Mencermati rencana rights issue emiten



KONTAN.CO.ID - JAKARTA. Beberapa emiten tengah bersiap menawarkan saham dengan skema hak memesan efek terlebih dahulu (HMETD). Salah satu emiten yang akan melakukan rights issue adalah PT Bank Mayapada Internasional Tbk.

Bank dengan kode saham MAYA ini berencana menerbitkan 910 juta saham baru dengan target perolehan dana Rp 2 triliun. Jika mengacu target nilai emisi tersebut, harga rights issue MAYA bisa berkisar Rp 2.190 per lembar saham. Sekadar informasi, harga saham MAYA saat ini ada di level Rp 3.500.

Aksi korporasi ini dilakukan untuk memperkuat permodalan perusahaan. Hingga Juni 2018, nilai modal MAYA mencapai Rp 7,53 triliun atau tumbuh 24,66% dari tahun lalu sebesar Rp 6,04 triliun.


Sementara itu, emiten Grup Bakrie, PT Energi Mega Persada Tbk (ENRG), juga berencana menggelar rights issue. Perusahaan ini akan menerbitkan 15 miliar saham baru dan maksimal 3,6 miliar saham hasil eksekusi waran yang menyertai HMETD.
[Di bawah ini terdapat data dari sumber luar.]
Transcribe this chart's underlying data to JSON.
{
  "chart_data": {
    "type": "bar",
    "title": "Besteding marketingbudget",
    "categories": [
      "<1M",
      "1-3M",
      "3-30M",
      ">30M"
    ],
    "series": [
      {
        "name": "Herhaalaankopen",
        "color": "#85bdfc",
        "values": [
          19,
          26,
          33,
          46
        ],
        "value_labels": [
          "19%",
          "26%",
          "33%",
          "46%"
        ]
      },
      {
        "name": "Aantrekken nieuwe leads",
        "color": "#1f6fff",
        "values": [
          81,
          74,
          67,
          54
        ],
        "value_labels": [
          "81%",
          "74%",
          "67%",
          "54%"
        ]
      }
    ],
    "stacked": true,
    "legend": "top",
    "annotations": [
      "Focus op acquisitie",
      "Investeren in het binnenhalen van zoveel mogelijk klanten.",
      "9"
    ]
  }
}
Nantinya, pemegang saham yang tak melaksanakan haknya bisa terdilusi maksimal 59,19% dan 64,27% setelah pelaksanaan waran. ENRG bakal menggunakan seluruh dana rights issue untuk membayar utang, modal kerja, ataupun mendanai ekspansi usahanya. Namun, perusahaan ini belum menetapkan harga saham rights issue tersebut.

Sebelumnya, PT Bank Bukopin Tbk (BBKP) juga telah menerbitkan saham rights issue. Pembeli siaga atau standby buyer dari aksi korporasi ini adalah Kookmin Bank. Nilai rights issue tersebut Rp 1,55 triliun.

Penuh tantangan

Rights issue memang menjadi salah satu jalan keluar bagi emiten untuk mendapat tambahan dana segar tanpa menambah beban utang. William Hartanto, Analis Panin Sekuritas mengatakan, ada beberapa hal yang perlu menjadi perhatian dalam aksi korporasi rights issue.
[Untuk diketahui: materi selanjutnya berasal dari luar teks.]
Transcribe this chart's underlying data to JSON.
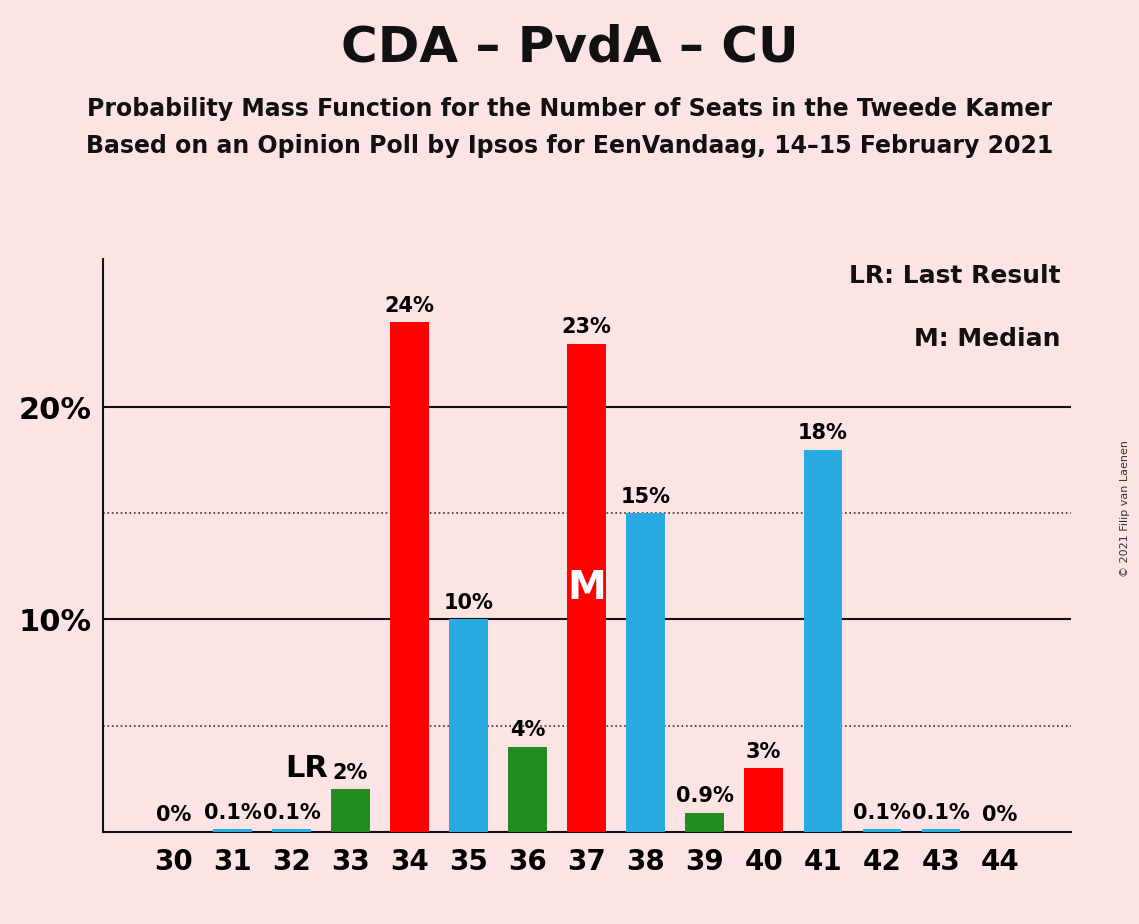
{
  "title": "CDA – PvdA – CU",
  "subtitle1": "Probability Mass Function for the Number of Seats in the Tweede Kamer",
  "subtitle2": "Based on an Opinion Poll by Ipsos for EenVandaag, 14–15 February 2021",
  "copyright": "© 2021 Filip van Laenen",
  "legend_lr": "LR: Last Result",
  "legend_m": "M: Median",
  "background_color": "#fce4e4",
  "seats": [
    30,
    31,
    32,
    33,
    34,
    35,
    36,
    37,
    38,
    39,
    40,
    41,
    42,
    43,
    44
  ],
  "probabilities": [
    0.0,
    0.1,
    0.1,
    2.0,
    24.0,
    10.0,
    4.0,
    23.0,
    15.0,
    0.9,
    3.0,
    18.0,
    0.1,
    0.1,
    0.0
  ],
  "bar_colors": [
    "#29ABE2",
    "#29ABE2",
    "#29ABE2",
    "#228B22",
    "#FF0000",
    "#29ABE2",
    "#228B22",
    "#FF0000",
    "#29ABE2",
    "#228B22",
    "#FF0000",
    "#29ABE2",
    "#29ABE2",
    "#29ABE2",
    "#29ABE2"
  ],
  "median_seat": 37,
  "lr_seat": 33,
  "dotted_lines": [
    5.0,
    15.0
  ],
  "solid_lines": [
    10.0,
    20.0
  ],
  "ylim": [
    0,
    27
  ],
  "title_fontsize": 36,
  "subtitle_fontsize": 17,
  "bar_label_fontsize": 15,
  "ytick_fontsize": 22,
  "xtick_fontsize": 20,
  "legend_fontsize": 18,
  "annotation_fontsize": 22,
  "m_fontsize": 28
}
Selain menilik harga pelaksanaan, investor juga perlu hitung cermat valuasi sahamnya dan rasio rights issue yang ditawarkan. Biasanya, harga saham rights issue didiskon dari harga pasar demi menarik minat pasar.

"Biasanya, jika harga pelaksanaan saham lebih tinggi dari harga saham di pasar, maka tidak akan menarik," ujar William kepada Kontan.co.id, Minggu (5/8). Namun, secara historis, hal ini akan membuat harga saham cenderung menurun mengikuti harga right.
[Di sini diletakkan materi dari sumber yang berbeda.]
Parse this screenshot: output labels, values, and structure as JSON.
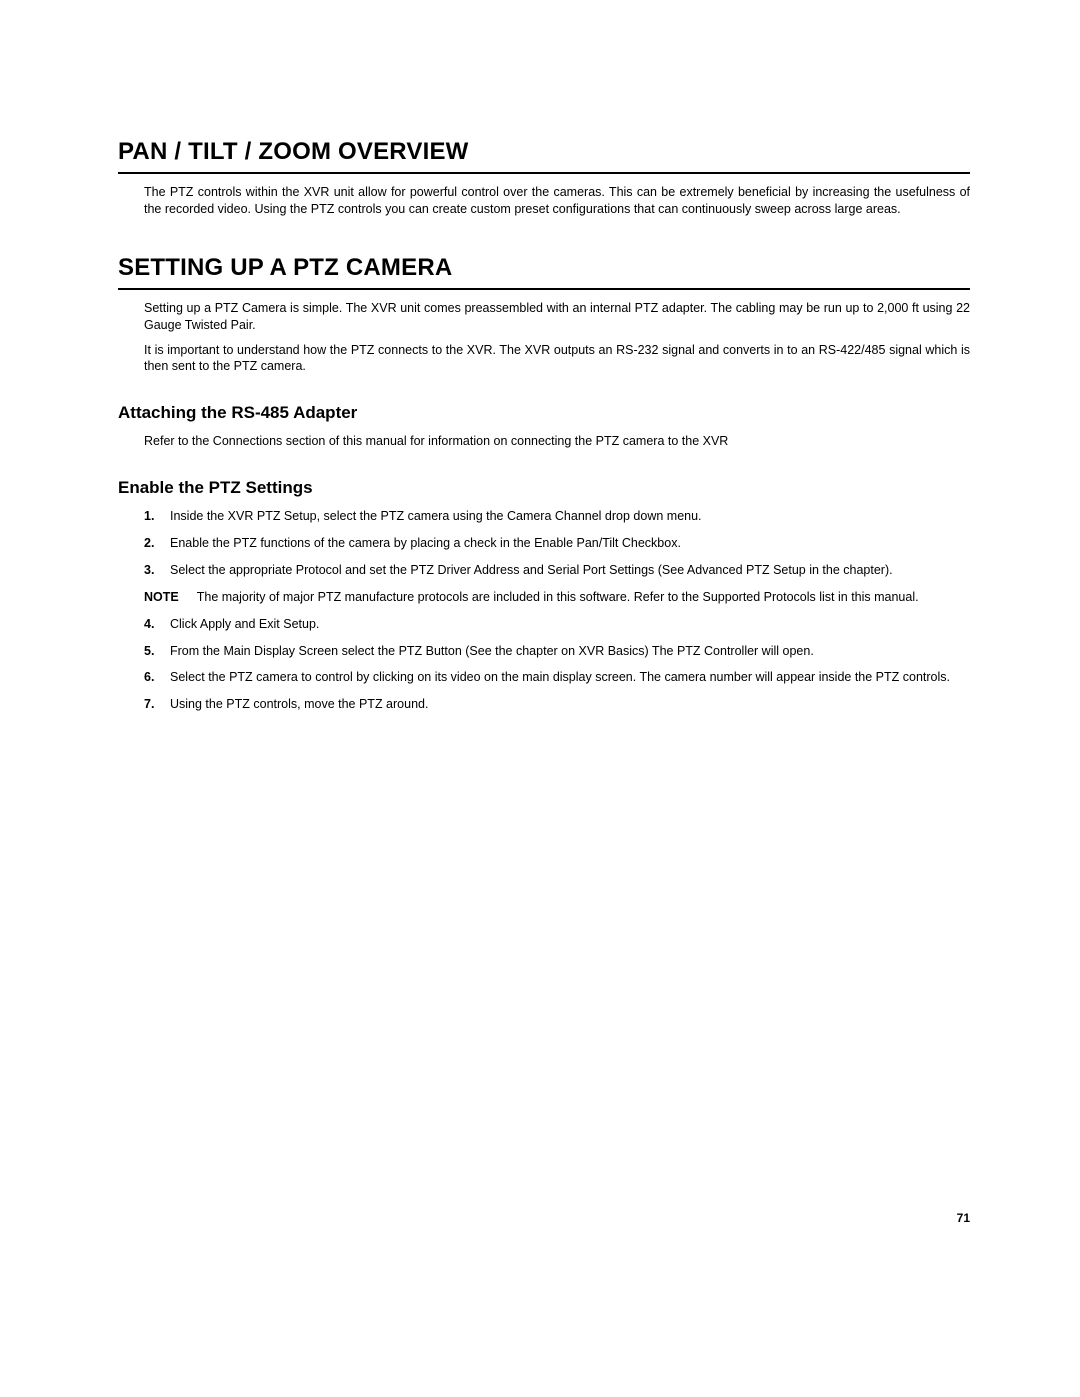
{
  "page_number": "71",
  "sections": [
    {
      "heading": "PAN / TILT / ZOOM OVERVIEW",
      "paragraphs": [
        "The PTZ controls within the XVR unit allow for powerful control over the cameras. This can be extremely beneficial by increasing the usefulness of the recorded video. Using the PTZ controls you can create custom preset configurations that can continuously sweep across large areas."
      ]
    },
    {
      "heading": "SETTING UP A PTZ CAMERA",
      "paragraphs": [
        "Setting up a PTZ Camera is simple. The XVR unit comes preassembled with an internal PTZ adapter. The cabling may be run up to 2,000 ft using 22 Gauge Twisted Pair.",
        "It is important to understand how the PTZ connects to the XVR. The XVR outputs an RS-232 signal and converts in to an RS-422/485 signal which is then sent to the PTZ camera."
      ],
      "subsections": [
        {
          "heading": "Attaching the RS-485 Adapter",
          "paragraphs": [
            "Refer to the Connections section of this manual for information on connecting the PTZ camera to the XVR"
          ]
        },
        {
          "heading": "Enable the PTZ Settings",
          "steps_a": [
            {
              "num": "1.",
              "text": "Inside the XVR PTZ Setup, select the PTZ camera using the Camera Channel drop down menu."
            },
            {
              "num": "2.",
              "text": "Enable the PTZ functions of the camera by placing a check in the Enable Pan/Tilt Checkbox."
            },
            {
              "num": "3.",
              "text": "Select the appropriate Protocol and set the PTZ Driver Address and Serial Port Settings (See Advanced PTZ Setup in the chapter)."
            }
          ],
          "note_label": "NOTE",
          "note_text": "The majority of major PTZ manufacture protocols are included in this software.  Refer to the Supported Protocols list in this manual.",
          "steps_b": [
            {
              "num": "4.",
              "text": "Click Apply and Exit Setup."
            },
            {
              "num": "5.",
              "text": "From the Main Display Screen select the PTZ Button (See the chapter on XVR Basics) The PTZ Controller will open."
            },
            {
              "num": "6.",
              "text": "Select the PTZ camera to control by clicking on its video on the main display screen.   The camera number will appear inside the PTZ controls."
            },
            {
              "num": "7.",
              "text": "Using the PTZ controls, move the PTZ around."
            }
          ]
        }
      ]
    }
  ]
}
Tak hanya itu, penggunaan dana rights issue pun harus diperhatikan. Hal ini akan menentukan prospek kinerja saham dalam jangka panjang. Tentu saja, penggunaan dana rights issue untuk ekspansi akan lebih menarik ketimbang rights issue yang hanya dilakukan untuk refinancing utang.

Hans Kwee, Direktur Investa Saran Mandiri, mengatakan, di tengah kondisi pasar saham yang tengah berfluktuasi tinggi, pelaksanaan rights issue saat ini cenderung punya tantangan lebih besar. Dus, ada risiko penyerapan dana tidak akan maksimal. "Biasanya kalau penggunaan dananya untuk ekspansi, harga saham akan cenderung naik," imbuh Hans.

Muhammad Alfatih, Analis Samuel Sekuritas, juga sepakat, hasil penggunaan dana rights issue akan mempengaruhi arah harga saham usai aksi korporasi ini.

Dari beberapa emiten yang akan rights issue, Hans menilai, valuasi price earning ratio (PER) saham MAYA terbilang cukup tinggi, sekitar 20,96 kali dengan rasio price to book value 2,18 kali.

Namun, William menilai, masih ada potensi peningkatan harga saham kedua emiten ini. "Target harga ENRG ada di level Rp 200 dan MAYA Rp 4.000-Rp 4.200 hingga akhir bulan," ujar William.

Sekadar informasi, pada akhir pekan lalu, saham ENRG melemah 4,35% ke harga Rp 154 per saham. Lalu, saham MAYA turun 15,6% menjadi Rp 3.500 per saham.